All these packages are required to compile avro-c, librdkafka and bottledwater.

  1. This completes the basic setup required to execute and test bottledwater.
  2. After initial setup, run 'vagrant reload' to restart the vm. (This is needed as postgres is not picking the libraries in /usr/local/lib'

Setting up ecommerce test schema and seed data.

  1. This setup has Postgres version of http://www.mysqltutorial.org/mysql-sample-database.aspx.

  2. cd /vagrant/ecommerce

  3. Run command './gradlew flywayMigrate -i --stacktrace' This will create ecommerce schema and insert seed data to be used by connectors.

  4. Open 4 tabs on terminal. These are needed to run following

    • kafka worker1, schema-registry, zookeeper
    • postgres
    • bottledwater
    • terminal to setnd http requests to connect broker
  5. In each of the tab run 'vagrant ssh' to get onto the vagrant vm.

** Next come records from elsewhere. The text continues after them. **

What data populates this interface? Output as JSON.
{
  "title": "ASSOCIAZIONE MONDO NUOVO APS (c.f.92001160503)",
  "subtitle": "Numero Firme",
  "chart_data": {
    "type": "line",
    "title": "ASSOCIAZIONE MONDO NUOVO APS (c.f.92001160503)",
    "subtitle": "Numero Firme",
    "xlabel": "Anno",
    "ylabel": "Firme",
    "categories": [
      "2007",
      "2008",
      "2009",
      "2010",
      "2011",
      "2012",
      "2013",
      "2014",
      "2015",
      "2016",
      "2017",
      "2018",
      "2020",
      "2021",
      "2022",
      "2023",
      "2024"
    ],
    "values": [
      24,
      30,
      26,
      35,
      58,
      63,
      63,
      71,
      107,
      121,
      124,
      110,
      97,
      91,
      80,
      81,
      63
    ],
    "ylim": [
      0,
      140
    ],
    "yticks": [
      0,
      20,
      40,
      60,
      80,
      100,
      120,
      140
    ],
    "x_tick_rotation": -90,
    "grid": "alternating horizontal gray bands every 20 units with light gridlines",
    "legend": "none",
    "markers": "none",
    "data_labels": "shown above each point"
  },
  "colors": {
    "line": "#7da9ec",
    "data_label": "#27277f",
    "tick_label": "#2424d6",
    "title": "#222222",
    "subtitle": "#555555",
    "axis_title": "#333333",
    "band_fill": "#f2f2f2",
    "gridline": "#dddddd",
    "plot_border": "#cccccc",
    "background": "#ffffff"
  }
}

This will create a table to used to add data to be connsumed by bottledwater. Note that this schema does not have timestamp fields. Timestamp are converted to union types which are not supported by kafka-connect's avro converter yet.

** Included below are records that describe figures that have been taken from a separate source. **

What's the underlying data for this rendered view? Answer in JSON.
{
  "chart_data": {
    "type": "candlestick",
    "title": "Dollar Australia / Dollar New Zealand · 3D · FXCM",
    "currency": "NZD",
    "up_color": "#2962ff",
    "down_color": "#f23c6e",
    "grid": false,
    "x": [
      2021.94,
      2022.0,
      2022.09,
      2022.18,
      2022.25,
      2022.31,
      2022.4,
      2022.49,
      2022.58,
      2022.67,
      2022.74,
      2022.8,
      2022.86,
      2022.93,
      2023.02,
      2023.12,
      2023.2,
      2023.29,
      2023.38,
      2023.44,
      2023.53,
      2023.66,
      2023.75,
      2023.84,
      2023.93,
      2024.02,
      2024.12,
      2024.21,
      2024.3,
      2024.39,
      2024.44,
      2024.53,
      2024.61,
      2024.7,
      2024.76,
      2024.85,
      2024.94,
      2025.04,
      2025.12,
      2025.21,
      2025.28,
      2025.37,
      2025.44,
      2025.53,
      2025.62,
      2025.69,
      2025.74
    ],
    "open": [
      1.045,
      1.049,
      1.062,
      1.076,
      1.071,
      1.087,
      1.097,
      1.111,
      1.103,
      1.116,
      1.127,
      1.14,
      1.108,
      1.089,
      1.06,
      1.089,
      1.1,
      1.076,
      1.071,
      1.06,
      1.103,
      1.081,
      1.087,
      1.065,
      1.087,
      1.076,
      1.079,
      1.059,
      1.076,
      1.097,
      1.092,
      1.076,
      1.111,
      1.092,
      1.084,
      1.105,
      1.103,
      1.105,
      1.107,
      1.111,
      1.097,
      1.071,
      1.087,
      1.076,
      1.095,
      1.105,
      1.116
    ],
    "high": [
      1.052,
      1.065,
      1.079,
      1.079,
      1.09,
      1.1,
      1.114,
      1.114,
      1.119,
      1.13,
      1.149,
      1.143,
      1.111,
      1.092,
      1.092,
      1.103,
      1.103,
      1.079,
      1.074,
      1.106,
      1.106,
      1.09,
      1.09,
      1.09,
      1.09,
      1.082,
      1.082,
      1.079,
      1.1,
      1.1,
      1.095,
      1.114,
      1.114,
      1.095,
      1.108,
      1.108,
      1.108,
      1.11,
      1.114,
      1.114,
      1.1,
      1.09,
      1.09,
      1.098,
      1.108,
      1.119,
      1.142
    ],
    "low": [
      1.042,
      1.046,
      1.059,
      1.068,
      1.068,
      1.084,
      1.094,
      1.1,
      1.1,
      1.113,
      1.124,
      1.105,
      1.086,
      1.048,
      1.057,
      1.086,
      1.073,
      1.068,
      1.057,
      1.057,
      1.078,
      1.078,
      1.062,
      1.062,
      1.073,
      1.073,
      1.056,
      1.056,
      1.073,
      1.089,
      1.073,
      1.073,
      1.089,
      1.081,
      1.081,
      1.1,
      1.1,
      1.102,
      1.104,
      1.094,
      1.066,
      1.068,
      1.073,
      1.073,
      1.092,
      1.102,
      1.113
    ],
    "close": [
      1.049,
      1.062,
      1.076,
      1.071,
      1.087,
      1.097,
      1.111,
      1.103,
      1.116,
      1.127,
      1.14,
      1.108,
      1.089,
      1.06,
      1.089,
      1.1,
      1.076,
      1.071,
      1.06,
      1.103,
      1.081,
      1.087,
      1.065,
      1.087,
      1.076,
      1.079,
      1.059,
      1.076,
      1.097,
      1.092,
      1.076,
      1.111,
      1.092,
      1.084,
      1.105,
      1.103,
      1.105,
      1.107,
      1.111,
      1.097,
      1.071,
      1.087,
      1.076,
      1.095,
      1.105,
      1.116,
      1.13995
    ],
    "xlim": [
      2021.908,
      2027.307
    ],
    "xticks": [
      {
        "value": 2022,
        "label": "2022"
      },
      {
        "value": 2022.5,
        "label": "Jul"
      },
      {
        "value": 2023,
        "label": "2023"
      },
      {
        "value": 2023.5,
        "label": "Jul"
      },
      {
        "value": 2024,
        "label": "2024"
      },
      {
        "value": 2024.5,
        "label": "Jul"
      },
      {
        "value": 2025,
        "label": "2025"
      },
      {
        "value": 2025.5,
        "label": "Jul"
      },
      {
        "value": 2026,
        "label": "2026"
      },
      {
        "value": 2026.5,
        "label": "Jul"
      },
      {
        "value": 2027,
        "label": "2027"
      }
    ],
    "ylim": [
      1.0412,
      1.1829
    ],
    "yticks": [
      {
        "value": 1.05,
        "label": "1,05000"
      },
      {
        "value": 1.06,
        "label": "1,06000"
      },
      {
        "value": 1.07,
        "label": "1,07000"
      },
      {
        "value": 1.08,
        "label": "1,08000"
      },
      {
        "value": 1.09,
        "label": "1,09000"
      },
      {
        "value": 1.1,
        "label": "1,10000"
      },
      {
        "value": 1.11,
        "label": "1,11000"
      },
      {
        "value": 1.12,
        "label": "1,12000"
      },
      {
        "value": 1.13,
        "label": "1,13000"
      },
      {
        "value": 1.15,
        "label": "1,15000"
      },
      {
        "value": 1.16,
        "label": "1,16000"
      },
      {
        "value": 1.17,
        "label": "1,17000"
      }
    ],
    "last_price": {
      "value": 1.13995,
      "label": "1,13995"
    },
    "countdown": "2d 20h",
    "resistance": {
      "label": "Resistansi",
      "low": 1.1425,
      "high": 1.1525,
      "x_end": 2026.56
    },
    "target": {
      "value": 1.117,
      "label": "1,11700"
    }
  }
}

  1. cd /vagrant run ./startAll.sh This will start zookeeper, kakfa server1, server2 and server3, and schema-registry.

  2. In the terminal opened for bottedwater. run following command - cd /vagrant/bottledwater-pg/kafka

    • ./bottledwater --postgres=postgres://postgres:password@localhost --broker=localhost:9093 Now bottledwater is all set to start publishing database changes to kafka
  3. You can start kafka consumer to see all the messaegs - /opt/confluent-2.0.1/bin/kafka-avro-console-consumer --topic address --from-beginning --zookeeper localhost:2181

  4. In the postgresql terminal, insert some data in address table.

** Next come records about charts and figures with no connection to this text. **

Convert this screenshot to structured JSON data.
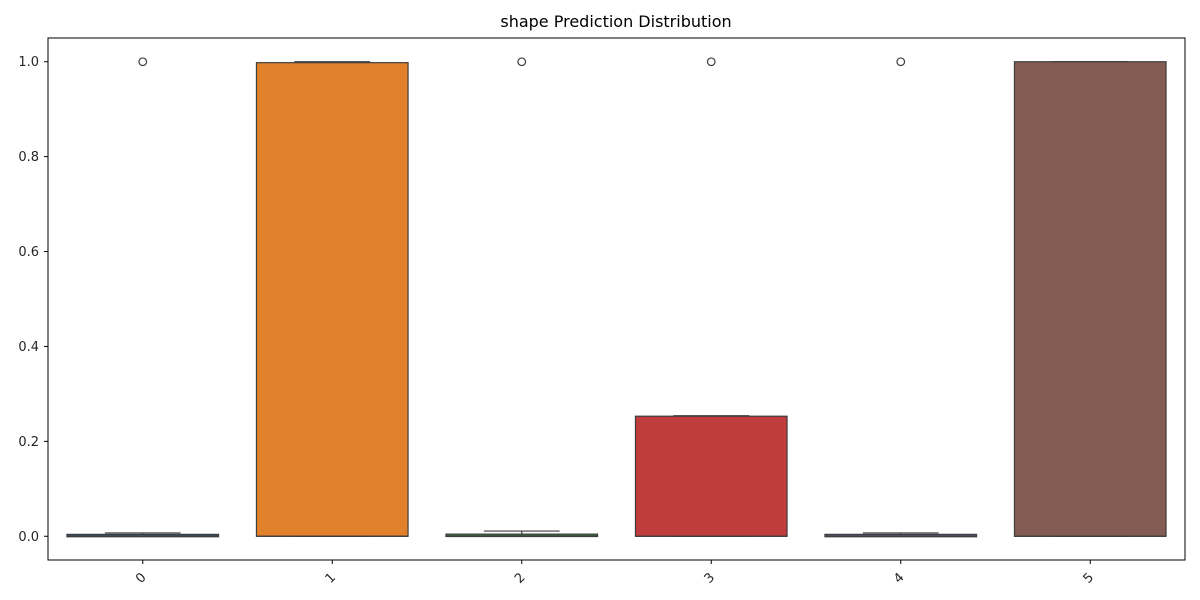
{
  "chart_data": {
    "type": "box",
    "title": "shape Prediction Distribution",
    "xlabel": "",
    "ylabel": "",
    "categories": [
      "0",
      "1",
      "2",
      "3",
      "4",
      "5"
    ],
    "ylim": [
      -0.05,
      1.05
    ],
    "yticks": [
      0.0,
      0.2,
      0.4,
      0.6,
      0.8,
      1.0
    ],
    "ytick_labels": [
      "0.0",
      "0.2",
      "0.4",
      "0.6",
      "0.8",
      "1.0"
    ],
    "grid": false,
    "xtick_rotation": 45,
    "boxes": [
      {
        "category": "0",
        "color": "#3b75af",
        "whisker_low": 0.0,
        "q1": 0.0,
        "median": 0.001,
        "q3": 0.003,
        "whisker_high": 0.007,
        "outliers": [
          1.0
        ]
      },
      {
        "category": "1",
        "color": "#e1812c",
        "whisker_low": 0.0,
        "q1": 0.0,
        "median": 0.0,
        "q3": 0.998,
        "whisker_high": 1.0,
        "outliers": []
      },
      {
        "category": "2",
        "color": "#3a923a",
        "whisker_low": 0.0,
        "q1": 0.0,
        "median": 0.001,
        "q3": 0.004,
        "whisker_high": 0.011,
        "outliers": [
          1.0
        ]
      },
      {
        "category": "3",
        "color": "#c03d3e",
        "whisker_low": 0.0,
        "q1": 0.0,
        "median": 0.0,
        "q3": 0.253,
        "whisker_high": 0.254,
        "outliers": [
          1.0
        ]
      },
      {
        "category": "4",
        "color": "#9372b2",
        "whisker_low": 0.0,
        "q1": 0.0,
        "median": 0.001,
        "q3": 0.003,
        "whisker_high": 0.007,
        "outliers": [
          1.0
        ]
      },
      {
        "category": "5",
        "color": "#845b53",
        "whisker_low": 0.0,
        "q1": 0.0,
        "median": 0.0,
        "q3": 1.0,
        "whisker_high": 1.0,
        "outliers": []
      }
    ]
  }
}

    insert into address (street_address, district, city, postal_code, phone) values ('1 main street', 'ma', 'lexington', '211002', '781-989-9999');

You should see records in console consumer window.
{"address_id":{"int":1},"street_address":{"string":"1 main street"},"district":{"string":"ma"},"city":{"string":"lexington"},"postal_code":{"string":"211002"},"phone":{"string":"781-989-9999"}}

Test kafka connector

  1. The repo also includes a sample Sink connector to read avro data published by bottledwater. To try it
  2. cd /vagrant/kafka-bottledwater-connect-s3
  3. Run command './gradlew fatJar'
  4. after the jar is built, open one more terminal to run connect worker.
  5. vagrant ssh
  6. export CLASSPATH=/vagrant/kafka-bottledwater-connect-s3/build/libs/kafka-bottledwater-connect-s3-all.jar
  7. /opt/confluent-2.0.1/bin/connect-distributed /vagrant/config/worker1.properties
  8. Now, setup the connector with REST request
  9. curl -X POST -H "Content-Type: application/json" --data '{"name": "bottledwater-s3sink", "config": {"connector.class":"com.cdc.s3.connect.S3SinkConnector", "tasks.max":"1", "topics":"address", "s3_bucket_name":"dataintegration" }}' http://localhost:7999/connectors
  10. This will setup the connector and after every 5 records will try to push records to s3.
  11. If you have s3 bucket, setup your s3 credentials in
  12. /home/vagrant/.aws/credentials file.